A “very limited” number of terminally ill people in severe pain who have the mental competence to decide they want to end their lives but cannot do so unaided should be permitted a lawful assisted suicide, the Supreme Court has been told.
Marie Fleming, who is in the final stages of multiple sclerosis, is among that limited number and is entitled to a “dignified” death, her counsel Brian Murray said. The consequence of the ban on assisted suicide meant she faced a “painful, humiliating and distressing death”.
In the very particular circumstances of Ms Fleming, the absolute ban amounts to an unjustified and disproportionate breach of her personal autonomy rights, he argued.
Ms Fleming is not seeking to have another person kill her but is prepared to take the necessary steps herself, he said. Due to her physical difficulties, she cannot do so without assistance. The High Court, in rejecting her case, failed to have regard to just how limited the scope of her claim is.
Possibility of abuse
How could the State show how people who would not otherwise die would be brought to death if Ms Fleming won this case, he asked.
The possibility of abuse could not mean a right as fundamental as hers could be restricted, and the State’s interest in the sanctity of her life could not prevent her bringing about the kind of death she seeks.
The State is not entitled to say her life must be continued “at all costs” and cannot condemn her to endure what the rest of society would not tolerate, he argued. “The right to life is not absolute. The acknowledgement of the sanctity of life does not dictate an unwavering adherence to the maintenance of life at all costs.”

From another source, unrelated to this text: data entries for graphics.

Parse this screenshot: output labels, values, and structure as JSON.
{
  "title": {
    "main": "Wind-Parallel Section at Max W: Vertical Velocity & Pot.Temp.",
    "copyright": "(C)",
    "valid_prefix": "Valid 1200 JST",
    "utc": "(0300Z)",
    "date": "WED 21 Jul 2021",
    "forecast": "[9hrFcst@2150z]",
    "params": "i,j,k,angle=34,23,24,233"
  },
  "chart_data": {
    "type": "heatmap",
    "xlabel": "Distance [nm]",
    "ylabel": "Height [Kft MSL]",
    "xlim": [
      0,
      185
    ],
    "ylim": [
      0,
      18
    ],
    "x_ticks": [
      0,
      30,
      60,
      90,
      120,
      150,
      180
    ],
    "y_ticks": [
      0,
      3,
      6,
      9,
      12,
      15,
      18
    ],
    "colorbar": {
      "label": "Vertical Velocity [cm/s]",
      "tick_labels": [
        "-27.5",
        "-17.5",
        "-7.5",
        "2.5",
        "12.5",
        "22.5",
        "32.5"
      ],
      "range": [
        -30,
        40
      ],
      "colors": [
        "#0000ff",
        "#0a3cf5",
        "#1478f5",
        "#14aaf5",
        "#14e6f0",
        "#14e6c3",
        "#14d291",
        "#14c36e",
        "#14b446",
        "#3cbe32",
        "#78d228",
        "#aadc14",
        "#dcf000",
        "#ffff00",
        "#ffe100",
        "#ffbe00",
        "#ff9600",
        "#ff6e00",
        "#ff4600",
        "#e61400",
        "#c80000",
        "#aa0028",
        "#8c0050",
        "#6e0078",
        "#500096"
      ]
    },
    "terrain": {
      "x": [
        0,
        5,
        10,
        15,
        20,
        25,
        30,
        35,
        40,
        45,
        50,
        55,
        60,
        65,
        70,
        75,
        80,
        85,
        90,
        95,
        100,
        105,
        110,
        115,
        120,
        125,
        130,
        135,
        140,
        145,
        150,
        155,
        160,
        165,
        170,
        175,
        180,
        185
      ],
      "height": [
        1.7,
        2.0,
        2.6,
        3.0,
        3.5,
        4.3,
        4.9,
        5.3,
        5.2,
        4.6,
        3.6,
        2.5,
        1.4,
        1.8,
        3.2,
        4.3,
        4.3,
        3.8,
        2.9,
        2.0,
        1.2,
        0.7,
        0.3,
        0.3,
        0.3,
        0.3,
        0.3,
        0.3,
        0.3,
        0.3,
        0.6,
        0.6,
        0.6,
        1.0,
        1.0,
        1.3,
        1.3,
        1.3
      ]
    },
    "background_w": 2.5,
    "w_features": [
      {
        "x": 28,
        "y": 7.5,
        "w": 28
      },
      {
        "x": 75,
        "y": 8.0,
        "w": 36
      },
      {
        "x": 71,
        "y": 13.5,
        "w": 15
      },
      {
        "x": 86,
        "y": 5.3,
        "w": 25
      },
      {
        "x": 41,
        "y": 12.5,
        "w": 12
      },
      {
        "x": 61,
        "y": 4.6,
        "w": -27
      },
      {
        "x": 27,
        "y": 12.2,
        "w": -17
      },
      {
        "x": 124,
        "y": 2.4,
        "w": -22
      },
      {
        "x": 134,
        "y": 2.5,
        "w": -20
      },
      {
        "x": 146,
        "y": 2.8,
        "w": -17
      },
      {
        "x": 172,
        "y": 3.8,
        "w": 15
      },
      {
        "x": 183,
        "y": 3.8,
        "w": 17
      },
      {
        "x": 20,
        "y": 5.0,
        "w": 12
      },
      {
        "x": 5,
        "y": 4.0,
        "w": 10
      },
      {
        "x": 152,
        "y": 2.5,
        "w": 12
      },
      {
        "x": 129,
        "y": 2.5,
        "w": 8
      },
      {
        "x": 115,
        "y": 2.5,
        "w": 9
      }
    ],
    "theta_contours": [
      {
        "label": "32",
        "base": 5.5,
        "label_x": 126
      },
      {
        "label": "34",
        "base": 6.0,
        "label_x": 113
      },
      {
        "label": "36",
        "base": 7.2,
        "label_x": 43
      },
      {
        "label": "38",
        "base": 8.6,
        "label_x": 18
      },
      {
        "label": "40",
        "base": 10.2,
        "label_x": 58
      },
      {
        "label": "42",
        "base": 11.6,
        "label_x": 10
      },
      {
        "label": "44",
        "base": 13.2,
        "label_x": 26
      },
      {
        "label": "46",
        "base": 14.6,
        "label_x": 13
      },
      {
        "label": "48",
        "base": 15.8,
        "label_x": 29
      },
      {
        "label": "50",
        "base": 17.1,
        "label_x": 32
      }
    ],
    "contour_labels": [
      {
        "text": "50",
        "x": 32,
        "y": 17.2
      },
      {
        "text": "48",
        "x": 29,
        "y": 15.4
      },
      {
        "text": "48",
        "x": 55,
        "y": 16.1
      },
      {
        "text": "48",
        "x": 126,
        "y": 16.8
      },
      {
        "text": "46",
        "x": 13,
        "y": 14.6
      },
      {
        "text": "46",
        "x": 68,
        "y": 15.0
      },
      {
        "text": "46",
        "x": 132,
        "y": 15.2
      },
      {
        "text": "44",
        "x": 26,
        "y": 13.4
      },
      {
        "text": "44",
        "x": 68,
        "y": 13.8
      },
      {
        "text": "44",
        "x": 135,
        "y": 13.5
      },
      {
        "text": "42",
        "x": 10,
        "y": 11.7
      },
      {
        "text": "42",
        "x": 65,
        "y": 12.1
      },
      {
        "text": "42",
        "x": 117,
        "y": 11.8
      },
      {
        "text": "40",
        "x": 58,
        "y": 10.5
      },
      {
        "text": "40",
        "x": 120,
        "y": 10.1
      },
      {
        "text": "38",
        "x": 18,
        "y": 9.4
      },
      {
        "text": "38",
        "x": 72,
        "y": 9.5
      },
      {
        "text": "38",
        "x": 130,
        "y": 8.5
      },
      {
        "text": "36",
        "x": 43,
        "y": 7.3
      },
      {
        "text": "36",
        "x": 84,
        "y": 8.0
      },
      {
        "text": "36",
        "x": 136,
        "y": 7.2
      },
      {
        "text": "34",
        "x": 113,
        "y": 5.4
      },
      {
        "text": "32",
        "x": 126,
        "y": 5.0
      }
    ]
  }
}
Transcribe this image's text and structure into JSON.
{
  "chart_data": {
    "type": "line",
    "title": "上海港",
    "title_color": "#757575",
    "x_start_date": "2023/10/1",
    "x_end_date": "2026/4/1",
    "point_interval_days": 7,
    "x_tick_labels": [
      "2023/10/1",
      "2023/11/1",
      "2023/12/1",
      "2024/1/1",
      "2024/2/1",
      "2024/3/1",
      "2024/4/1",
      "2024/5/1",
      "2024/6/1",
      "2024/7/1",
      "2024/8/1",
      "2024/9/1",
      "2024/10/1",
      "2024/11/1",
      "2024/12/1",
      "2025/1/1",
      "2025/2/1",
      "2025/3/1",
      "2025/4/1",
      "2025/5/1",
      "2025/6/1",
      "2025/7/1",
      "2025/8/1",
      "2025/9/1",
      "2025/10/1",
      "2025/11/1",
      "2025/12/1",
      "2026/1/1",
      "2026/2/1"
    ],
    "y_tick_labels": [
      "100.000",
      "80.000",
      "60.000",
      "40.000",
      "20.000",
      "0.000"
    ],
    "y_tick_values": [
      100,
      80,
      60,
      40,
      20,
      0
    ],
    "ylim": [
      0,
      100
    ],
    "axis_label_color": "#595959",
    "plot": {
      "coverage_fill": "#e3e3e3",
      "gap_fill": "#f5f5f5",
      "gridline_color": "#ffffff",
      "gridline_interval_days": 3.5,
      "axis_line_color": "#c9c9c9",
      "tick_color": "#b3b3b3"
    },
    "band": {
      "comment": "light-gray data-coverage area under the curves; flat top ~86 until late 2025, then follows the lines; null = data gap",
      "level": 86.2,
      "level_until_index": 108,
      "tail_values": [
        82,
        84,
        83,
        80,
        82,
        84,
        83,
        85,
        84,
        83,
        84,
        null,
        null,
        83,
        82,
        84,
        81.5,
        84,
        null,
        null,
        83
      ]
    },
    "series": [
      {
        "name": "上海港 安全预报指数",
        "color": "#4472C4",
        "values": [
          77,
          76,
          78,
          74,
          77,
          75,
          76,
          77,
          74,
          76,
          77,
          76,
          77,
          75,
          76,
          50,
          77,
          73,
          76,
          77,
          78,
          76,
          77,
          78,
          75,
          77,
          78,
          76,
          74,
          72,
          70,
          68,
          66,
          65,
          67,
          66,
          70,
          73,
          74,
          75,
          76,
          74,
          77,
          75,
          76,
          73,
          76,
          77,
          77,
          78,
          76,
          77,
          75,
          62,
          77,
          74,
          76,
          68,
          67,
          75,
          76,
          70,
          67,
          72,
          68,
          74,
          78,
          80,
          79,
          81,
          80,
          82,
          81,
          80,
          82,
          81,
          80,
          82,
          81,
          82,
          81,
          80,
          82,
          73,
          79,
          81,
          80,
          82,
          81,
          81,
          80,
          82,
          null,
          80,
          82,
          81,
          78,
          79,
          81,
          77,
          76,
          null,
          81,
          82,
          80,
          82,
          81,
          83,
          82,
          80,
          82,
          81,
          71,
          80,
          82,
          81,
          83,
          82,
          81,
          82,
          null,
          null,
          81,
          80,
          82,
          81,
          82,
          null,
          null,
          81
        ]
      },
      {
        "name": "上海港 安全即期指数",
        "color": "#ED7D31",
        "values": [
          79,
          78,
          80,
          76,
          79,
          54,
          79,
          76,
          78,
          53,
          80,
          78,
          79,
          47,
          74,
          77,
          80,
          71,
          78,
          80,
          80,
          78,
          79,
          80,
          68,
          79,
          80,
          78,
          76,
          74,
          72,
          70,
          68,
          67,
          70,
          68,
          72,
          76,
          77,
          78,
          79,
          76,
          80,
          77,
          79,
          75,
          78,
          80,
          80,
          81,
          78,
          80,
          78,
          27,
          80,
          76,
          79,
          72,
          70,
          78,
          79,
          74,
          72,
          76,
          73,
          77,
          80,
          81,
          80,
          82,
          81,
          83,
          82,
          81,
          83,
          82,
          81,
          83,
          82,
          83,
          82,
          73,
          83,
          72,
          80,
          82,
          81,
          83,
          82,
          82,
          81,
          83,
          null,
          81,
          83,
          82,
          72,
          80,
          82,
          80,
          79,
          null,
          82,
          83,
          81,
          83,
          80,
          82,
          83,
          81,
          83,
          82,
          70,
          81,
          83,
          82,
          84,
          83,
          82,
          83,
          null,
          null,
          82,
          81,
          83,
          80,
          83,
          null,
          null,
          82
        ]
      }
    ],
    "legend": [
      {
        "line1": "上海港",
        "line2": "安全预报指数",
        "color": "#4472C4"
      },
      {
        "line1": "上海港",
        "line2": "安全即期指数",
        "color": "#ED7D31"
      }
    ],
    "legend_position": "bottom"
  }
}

Mr Murray was opening the appeal by Ms Fleming (59), who lives in Co Wicklow, before a seven-judge Supreme Court against a High Court decision she cannot be lawfully assisted in taking her own life at a time of her choice.
A three-judge High Court ruled last month the absolute ban on assisted suicide in section 2.2 of the Criminal Law Suicide Act 1993 does not disproportionately infringe Ms Fleming’s rights and is wholly justified in the public interest to protect vulnerable people.
The High Court also ruled the Director of Public Prosecutions cannot issue guidelines setting out what factors she would consider in deciding whether to prosecute cases of assisted suicide. The court added it was “sure” the DPP would adopt a “humane and sensitive” approach to Ms Fleming’s plight and she is not appealing that aspect.
Yesterday, Mr Murray agreed Ms Fleming’s claim can be described as asserting a constitutional right to commit suicide but said that description did not do full justice to her claim. The exercise of a right to determine the course of one’s own life includes a right to decide the time and manner in which it will end, he said.
May be ‘locked in’
Ms Fleming will physically further deteriorate and may perhaps experience an increase in choking which she has found so distressing, lose the limited movement of her head, her ability to communicate and may be “locked in”, he said.
She may also face a painful death or a death after she becomes comatose and knows she can do nothing about that, he said. It was a “cruel irony”, he said, that if she were able-bodied she would be able to take her own life and she regretted she had not done so earlier when she was physically able.
In its judgment in another case permitting the withdrawal of treatment from a woman in a permanent vegetative state, the Supreme Court had accepted the right to life is not absolute, he said. While the facts of that case differed, it confirmed there is an entitlement to a dignified death covered by Article 41.3.2 of the Constitution.
“To free the dying from suffering is in itself an aspect of the sanctity of life,” he argued.